There used to be another, rather vulgar question on whether the candidate was now, or had ever been George Austin, something which is under most circumstances a disqualification from the papacy, though the answer "Well, everyone was at college" was also acceptable . I understand this is to be replaced by a more modern quiz on whether you have ever been, or ever will be the Dalai Lama, and if "yes", how often.

Of course all these things are very regrettable in a serious modern organisation. You will search in vain for Bishop Rodrigo on Dr Turnbull’s organisation chart.. The only comparably funny work by a priest that occurs to me is the Church Times’s own St Gargoyle’s, which surely deserves a web site of its own.

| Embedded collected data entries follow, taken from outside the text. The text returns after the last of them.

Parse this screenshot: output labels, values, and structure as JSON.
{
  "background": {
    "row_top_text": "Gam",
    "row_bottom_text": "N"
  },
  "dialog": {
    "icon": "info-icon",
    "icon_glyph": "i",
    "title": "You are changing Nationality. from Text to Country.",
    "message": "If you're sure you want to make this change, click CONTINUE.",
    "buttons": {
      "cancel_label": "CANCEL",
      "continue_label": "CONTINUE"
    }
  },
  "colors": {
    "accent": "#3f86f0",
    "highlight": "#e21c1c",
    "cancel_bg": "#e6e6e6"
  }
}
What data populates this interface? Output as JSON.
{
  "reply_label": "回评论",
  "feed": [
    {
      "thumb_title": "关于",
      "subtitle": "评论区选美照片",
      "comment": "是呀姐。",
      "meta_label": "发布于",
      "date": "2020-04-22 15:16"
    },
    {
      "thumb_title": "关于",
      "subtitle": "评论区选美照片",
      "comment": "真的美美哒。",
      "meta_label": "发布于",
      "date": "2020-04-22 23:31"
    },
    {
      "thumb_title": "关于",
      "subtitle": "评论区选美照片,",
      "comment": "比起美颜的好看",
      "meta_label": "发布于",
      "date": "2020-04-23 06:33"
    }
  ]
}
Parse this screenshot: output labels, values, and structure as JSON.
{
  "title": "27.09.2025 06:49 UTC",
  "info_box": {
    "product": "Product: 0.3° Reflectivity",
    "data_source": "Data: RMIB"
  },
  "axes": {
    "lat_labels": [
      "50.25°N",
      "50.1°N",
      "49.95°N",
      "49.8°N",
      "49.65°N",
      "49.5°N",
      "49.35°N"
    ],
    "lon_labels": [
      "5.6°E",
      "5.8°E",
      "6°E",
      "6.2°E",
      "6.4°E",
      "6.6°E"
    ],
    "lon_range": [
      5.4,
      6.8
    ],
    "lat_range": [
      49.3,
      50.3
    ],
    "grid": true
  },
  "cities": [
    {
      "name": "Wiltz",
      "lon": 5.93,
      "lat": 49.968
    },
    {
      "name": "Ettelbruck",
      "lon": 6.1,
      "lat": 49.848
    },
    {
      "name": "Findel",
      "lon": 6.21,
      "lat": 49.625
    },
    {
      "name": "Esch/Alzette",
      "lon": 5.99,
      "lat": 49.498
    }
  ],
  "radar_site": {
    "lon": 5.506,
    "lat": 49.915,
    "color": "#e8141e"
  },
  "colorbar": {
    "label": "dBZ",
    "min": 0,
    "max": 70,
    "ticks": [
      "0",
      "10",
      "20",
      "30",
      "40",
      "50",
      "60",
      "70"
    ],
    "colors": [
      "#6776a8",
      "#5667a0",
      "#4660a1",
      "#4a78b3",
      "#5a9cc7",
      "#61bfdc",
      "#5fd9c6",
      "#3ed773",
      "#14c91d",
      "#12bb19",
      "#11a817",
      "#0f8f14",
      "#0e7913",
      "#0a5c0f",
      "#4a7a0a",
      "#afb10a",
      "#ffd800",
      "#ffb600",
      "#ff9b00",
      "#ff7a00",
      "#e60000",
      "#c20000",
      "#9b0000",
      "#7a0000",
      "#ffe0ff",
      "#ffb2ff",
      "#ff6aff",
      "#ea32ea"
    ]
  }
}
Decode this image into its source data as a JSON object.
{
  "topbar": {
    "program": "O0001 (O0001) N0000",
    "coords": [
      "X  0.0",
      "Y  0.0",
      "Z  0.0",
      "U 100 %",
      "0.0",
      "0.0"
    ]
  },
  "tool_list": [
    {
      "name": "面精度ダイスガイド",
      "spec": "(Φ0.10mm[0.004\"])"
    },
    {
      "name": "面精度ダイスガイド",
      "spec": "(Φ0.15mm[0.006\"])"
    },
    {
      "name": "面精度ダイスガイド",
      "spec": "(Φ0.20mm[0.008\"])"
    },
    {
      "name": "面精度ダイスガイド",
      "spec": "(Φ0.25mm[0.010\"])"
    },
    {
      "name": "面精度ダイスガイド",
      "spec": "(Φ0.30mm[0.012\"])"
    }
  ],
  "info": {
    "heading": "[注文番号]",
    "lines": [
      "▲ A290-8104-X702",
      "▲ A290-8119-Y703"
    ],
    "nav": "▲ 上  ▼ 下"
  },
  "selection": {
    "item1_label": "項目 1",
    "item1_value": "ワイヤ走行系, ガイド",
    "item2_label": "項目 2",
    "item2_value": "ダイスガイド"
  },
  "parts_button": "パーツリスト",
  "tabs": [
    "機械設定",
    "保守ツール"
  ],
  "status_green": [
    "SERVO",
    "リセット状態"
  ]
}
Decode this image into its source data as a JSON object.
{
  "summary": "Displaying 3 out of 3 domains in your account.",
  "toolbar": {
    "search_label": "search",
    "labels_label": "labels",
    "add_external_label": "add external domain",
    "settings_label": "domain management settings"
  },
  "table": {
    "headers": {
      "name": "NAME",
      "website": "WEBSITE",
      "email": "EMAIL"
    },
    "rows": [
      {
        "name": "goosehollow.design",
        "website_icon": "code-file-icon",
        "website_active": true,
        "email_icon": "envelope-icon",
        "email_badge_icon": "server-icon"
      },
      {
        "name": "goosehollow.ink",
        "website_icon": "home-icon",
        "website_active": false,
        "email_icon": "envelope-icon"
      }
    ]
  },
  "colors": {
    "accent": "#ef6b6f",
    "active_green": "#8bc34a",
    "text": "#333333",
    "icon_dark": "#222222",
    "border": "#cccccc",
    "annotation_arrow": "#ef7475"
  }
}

Not all the humour on the web is intentional. In the vast sleep of reason which surrounds the enlightened tranquillity of the Church of England, monsters lurk, and none more monstrous than the American fundamentalist Jack T. Chick. He is the author of a series of comic tracts, crudely drawn and printed on coarse paper, which have been distributed in millions around the world. The idea of a Chick tract is that it should be slipped into the hands of the infidel, rather as one would pass round Resistance propaganda under the Nazis. I first came across them in Belfast, where titles like "Can a Catholic be a Christian?" don’t seem quite as funny as they do over here. Chick has his own web site, where you can download some of the classic tracts. But parodists are drawn to him as flies are drawn to the stuff that flies find attractive, and there is a whole ring of Chick parody sites across the Internet now. I even found a mailing list for lovers of his work, which seems to have gone a little quiet after it became apparent that some of its members were sincere in their admiration. The parodies have as little subtlety as the originals. But then they are produced by angry men who take personally the information that they will burn in hell. One contributor first met Chick tracts when a furtive visitor to his Catholic church slipped one into every missal. I hope it was the one which explains that in the Middle Ages, every monastery was connected to a neighbouring nunnery by a tunnel, which also served as a safe place to bury the babies which resulted from the arrangement. No doubt the whole thing was planned by Bishop Borgia.